I keep coming back to Chrome for its easy interface, integrated search, handy extensions, impressive speed, and integrated security/stability tools (especially Chrome 8). If I had any doubt, though, about my browser of choice, Chrome's Web Store just took care of them. The Web Store looks much like the Google Apps Marketplace (that's a good thing; I wish their Android Marketplace would take a lesson from it), and it's easy to find a variety of free and paid applications that work right within your browser.

Once you install a few apps, a blank browser window or tab brings you to a dashboard of your Apps, as well as some of your recently closed and most popular pages.

Looks kind of like a desktop, doesn't it? Interestingly, the Google Apps "app" (not installed here - this image is small enough) is nothing more than a link to your Google Apps. However, because the link has an icon associated with it now, it contributes to the feel of applications that can be launched right from your good old Windows desktop. Only that desktop is your browser and we've just seen a decent picture of how Google is going to pull of its Chrome OS.

More utilitarian apps (one to take screen shots, for example), go into a Chrome toolbar with other extensions (also available now through the Chrome Web Store).

While there are many beta snags (the TweetDeck app, for example, repeatedly failed to load all of my columns and "Awesome Screenshot: Capture and Annotate (which really does have awesome tools for inline editing of screenshots) could only capture about a third of the areas it was supposed to), the basics of a web app store are polished.
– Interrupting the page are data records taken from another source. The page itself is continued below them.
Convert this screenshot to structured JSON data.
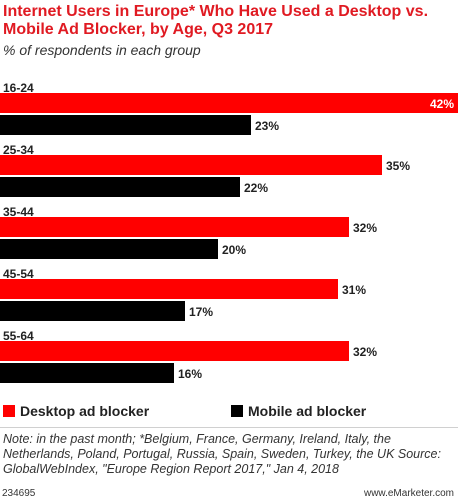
{
  "chart_data": {
    "type": "bar",
    "orientation": "horizontal",
    "title": "Internet Users in Europe* Who Have Used a Desktop vs. Mobile Ad Blocker, by Age, Q3 2017",
    "subtitle": "% of respondents in each group",
    "categories": [
      "16-24",
      "25-34",
      "35-44",
      "45-54",
      "55-64"
    ],
    "series": [
      {
        "name": "Desktop ad blocker",
        "color": "#ff0000",
        "values": [
          42,
          35,
          32,
          31,
          32
        ]
      },
      {
        "name": "Mobile ad blocker",
        "color": "#000000",
        "values": [
          23,
          22,
          20,
          17,
          16
        ]
      }
    ],
    "value_suffix": "%",
    "xlim": [
      0,
      42
    ],
    "grid": false,
    "legend_position": "bottom-left"
  },
  "footer": {
    "note": "Note: in the past month; *Belgium, France, Germany, Ireland, Italy, the Netherlands, Poland, Portugal, Russia, Spain, Sweden, Turkey, the UK Source: GlobalWebIndex, \"Europe Region Report 2017,\" Jan 4, 2018",
    "chart_id": "234695",
    "source_brand": "www.eMarketer.com"
  }
}
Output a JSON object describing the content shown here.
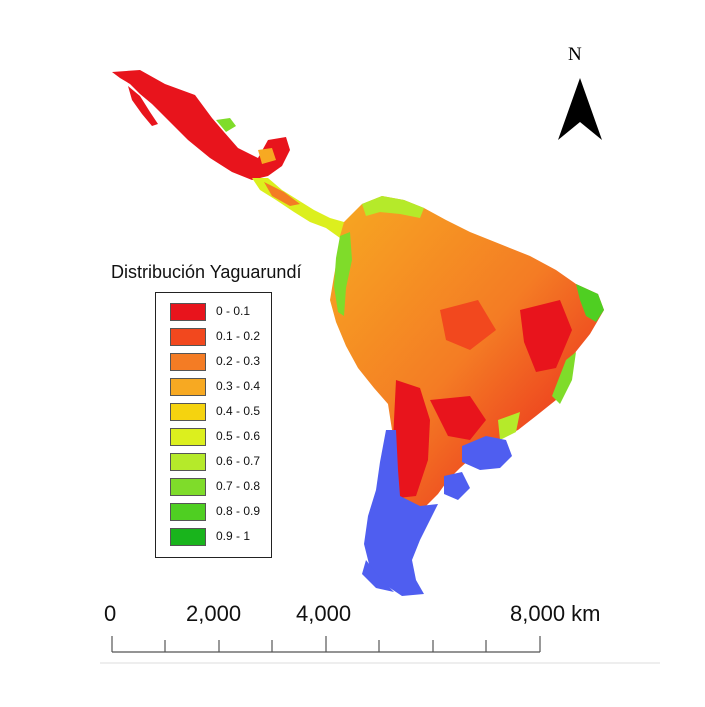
{
  "north_arrow": {
    "label": "N",
    "icon": "north-arrow-icon"
  },
  "legend": {
    "title": "Distribución Yaguarundí",
    "classes": [
      {
        "label": "0 - 0.1",
        "color": "#e8141c"
      },
      {
        "label": "0.1 - 0.2",
        "color": "#f2481e"
      },
      {
        "label": "0.2 - 0.3",
        "color": "#f47c24"
      },
      {
        "label": "0.3 - 0.4",
        "color": "#f7a922"
      },
      {
        "label": "0.4 - 0.5",
        "color": "#f5d30f"
      },
      {
        "label": "0.5 - 0.6",
        "color": "#dcef1e"
      },
      {
        "label": "0.6 - 0.7",
        "color": "#b5ea2a"
      },
      {
        "label": "0.7 - 0.8",
        "color": "#7fdc2a"
      },
      {
        "label": "0.8 - 0.9",
        "color": "#4fcf22"
      },
      {
        "label": "0.9 - 1",
        "color": "#19b41c"
      }
    ]
  },
  "scale_bar": {
    "labels": [
      "0",
      "2,000",
      "4,000",
      "8,000 km"
    ]
  },
  "colors": {
    "no_data": "#4f5ef0"
  }
}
To be honest, until I tried it, I didn't completely "get it." What sort of "web apps" were out there, just waiting to be integrated with my browser that didn't already exist as a rich website that could just be opened in a new tab? I spend most of my time in a browser anyway and when I'm not, I'm using something like PhotoShop or Captivate; these are obviously not going to run in a browser tab.

However, for those times when you are in a browser (or if you are using Chrome OS), a web app store allows your web experience to be richer and means that more of what you do can be done natively in that same browser. And when you're Google and trying to convince people that they should buy Chrome OS notebooks and never leave their browser, you better give them something to do inside that browser.

In this, the Chrome Web Store absolutely succeeds. Even at launch, beta issues and all, there are games, productivity applications, drawing applications, and even a slick "Window Shopping" app from Amazon.

The Window Shopping app has an embedded navigation button that literally lets you walk...I mean scroll...along a virtual representation of what would be Amazon's window displays if it was a brick and mortar estabishment.

There's already a lot of utility (and a lot of fun) in the Web Store. The world just might be ready for Chrome OS after all. And I'm officially even more wedded to Chrome (the browser) than I ever was before.